Part 34

37K 2.3K 95
                                    

Aku kasih lagu kesukaanku pada kalian semua:-)  putar ya... Ini lagu lama, tapi rasanya ngena banget. Romantisnya juga kaya Tristan dan Clarisse, Bikin diabetes.. Hihihi...

Bacstreetboys-Drowning

Enjoy...

***

Bayden mendengus sebal dalam hati, merutuki matanya yang sesekali mengamati pemandangan di belakangnya melalui kaca spion. Pemandangan yang entah mengapa membuatnya canggung sekaligus risih ketika Tristan dan Clarisse tampak bermesraan tanpa melihat kondisi dan waktu. Kedua sejoli itu bahkan seperti menganggap kehadirannya bak supir pribadi yang bisa mereka acuhkan begitu saja.

Sudah satu jam mereka berada di posisi itu -saling berpelukan- atau lebih tepatnya Tristan yang mendekap tubuh Clarisse dengan lembut. Satu lagi keanehan terjadi pada sahabatnya tersebut. Entah sudah berapa kali Brayden memergoki Tristan tersenyum, sesuatu yang tak pernah lelaki itu lakukan lagi semenjak peristiwa tragis yang mereka alami di penjara kapal delapan belas tahun silam. Tampaknya cinta memang benar-benar bisa membuka mata hati seseorang yang tertutup sekalipun.

Seharusnya ia tidak perlu melihat semua ini jika saja Alan dan Chad tidak mengusulkan dirinya untuk mengantar Tristan pulang meski luka yang derita laki-laki itu termasuk ringan. Mungkin juga karena kehadiran Clarisse lah mereka jadi tak tega membiarkan Tristan pulang seorang diri.
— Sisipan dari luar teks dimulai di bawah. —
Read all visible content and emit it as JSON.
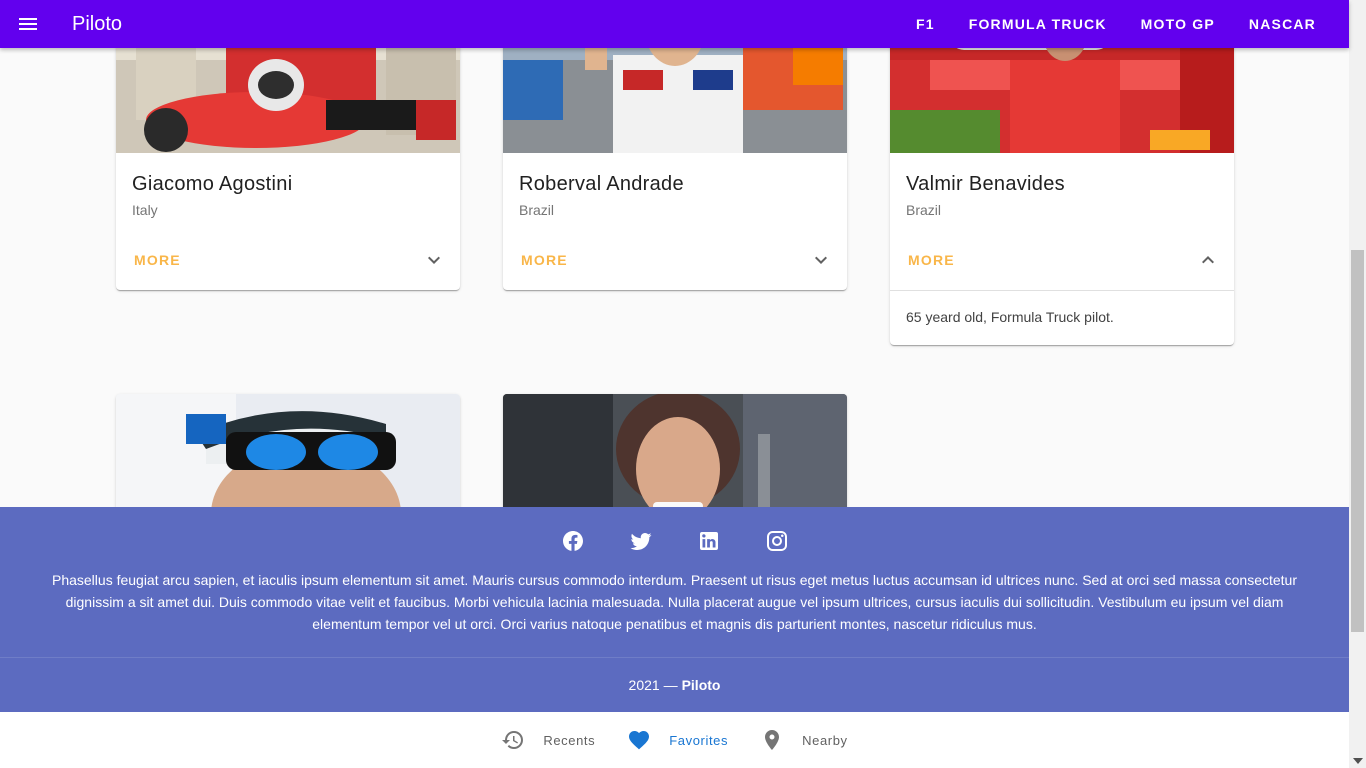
{
  "app": {
    "title": "Piloto",
    "nav": [
      "F1",
      "FORMULA TRUCK",
      "MOTO GP",
      "NASCAR"
    ]
  },
  "cards": [
    {
      "name": "Giacomo Agostini",
      "country": "Italy",
      "action": "MORE",
      "expanded": false
    },
    {
      "name": "Roberval Andrade",
      "country": "Brazil",
      "action": "MORE",
      "expanded": false
    },
    {
      "name": "Valmir Benavides",
      "country": "Brazil",
      "action": "MORE",
      "expanded": true,
      "details": "65 yeard old, Formula Truck pilot."
    }
  ],
  "footer": {
    "social_icons": [
      "facebook-icon",
      "twitter-icon",
      "linkedin-icon",
      "instagram-icon"
    ],
    "text": "Phasellus feugiat arcu sapien, et iaculis ipsum elementum sit amet. Mauris cursus commodo interdum. Praesent ut risus eget metus luctus accumsan id ultrices nunc. Sed at orci sed massa consectetur dignissim a sit amet dui. Duis commodo vitae velit et faucibus. Morbi vehicula lacinia malesuada. Nulla placerat augue vel ipsum ultrices, cursus iaculis dui sollicitudin. Vestibulum eu ipsum vel diam elementum tempor vel ut orci. Orci varius natoque penatibus et magnis dis parturient montes, nascetur ridiculus mus.",
    "copyright_year": "2021 —",
    "copyright_name": "Piloto"
  },
  "bottom_nav": [
    {
      "label": "Recents",
      "icon": "history-icon",
      "active": false
    },
    {
      "label": "Favorites",
      "icon": "heart-icon",
      "active": true
    },
    {
      "label": "Nearby",
      "icon": "location-pin-icon",
      "active": false
    }
  ],
  "colors": {
    "appbar": "#6200ee",
    "footer": "#5c6bc0",
    "more_button": "#f9b649",
    "active_nav": "#1976d2"
  }
}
"Bray, bisakah kau menaikkan suhu pendingin udara di mobilmu?"

Tertegun, Brayden mengamati Tristan melalui kaca spion yang berada di hadapannya. "Memangnya kenapa?"

Tristan mengusap lembut punggung Clarisse yang tampak mengantuk. "Clarisse kedinginan." uap napas hangatnya berhembus, mengenai sebagian rambut Clarisse yang panjang dan bergelombang.

Satu lagi keanehan Tristan bertambah. Ucap Brayden dalam hati. Lelaki itu menjadi lebih peka terhadap kondisi Clarisse. Sebegitu dalamkah efek cinta yang di rasakan oleh seorang lelaki? Jika benar, ia bertekad menghindari perasaan konyol itu untuk selama-lamanya.

"Bray....?"

"Ya, aku mendengarmu, Tristan." Brayden segera menuruti keinginan sahabatnya itu.

Sementara Clarisse tampak mengerjap-ngerjapkan mata, mencoba bertahan dari serangan kantuk sekaligus hawa dingin yang kian merasuk ke dalam pori-pori kulitnya. "Tristan, aku--"

"Sssttt.. Tidurlah." sela Tristan seraya mempererat pelukannya. "Aku tahu kau pasti mengantuk sekarang." dengan seringan bulu, lelaki itu kemudian mengecup pelipis Clarisse dan membuat wajah wanita itu mendongak. "Kenapa? Kau masih kedinginan?"

Clarisse menggeleng. "Tidak terlalu. Apa tidak apa-apa kita meninggalkan kakekmu sendirian?"

"Tenang saja. Aku sudah mengerahkan beberapa anggota MI6 dan pengawal berpengalaman untuk menjaganya. Lagipula ada Chad, dia masih bisa di andalkan daripada Alan."

Clarisse terdiam, memutar kembali ingatannya ketika kedatangan seorang wanita paruh baya membuat Alan tersenyum cerah. Wanita itu datang sebelum ia dan Tristan meninggalkan ruang rawat laki-laki itu untuk pulang bersama Brayden. "Lalu siapa wanita yang tadi datang ke ruang rawat Alan?"

Tristan tersenyum tipis. "Beliau Mrs. Dorothy, Ibu Alan. Wanita yang sudah dua tahun terakhir tinggal di Los Angeles bersama suami barunya."

"Apa hanya Alan saja yang masih memiliki Ibu di antara kalian berempat?"

Pertanyaan Clarisse tampak membuat Tristan terdiam, begitu pun dengan Brayden yang sedari tadi mendengar percakapan mereka.

Merutuki keingintahuannya, Clarisse pun berujar. "Ah, maafkan aku.. Bukan maksudku ingin menyinggung soal itu."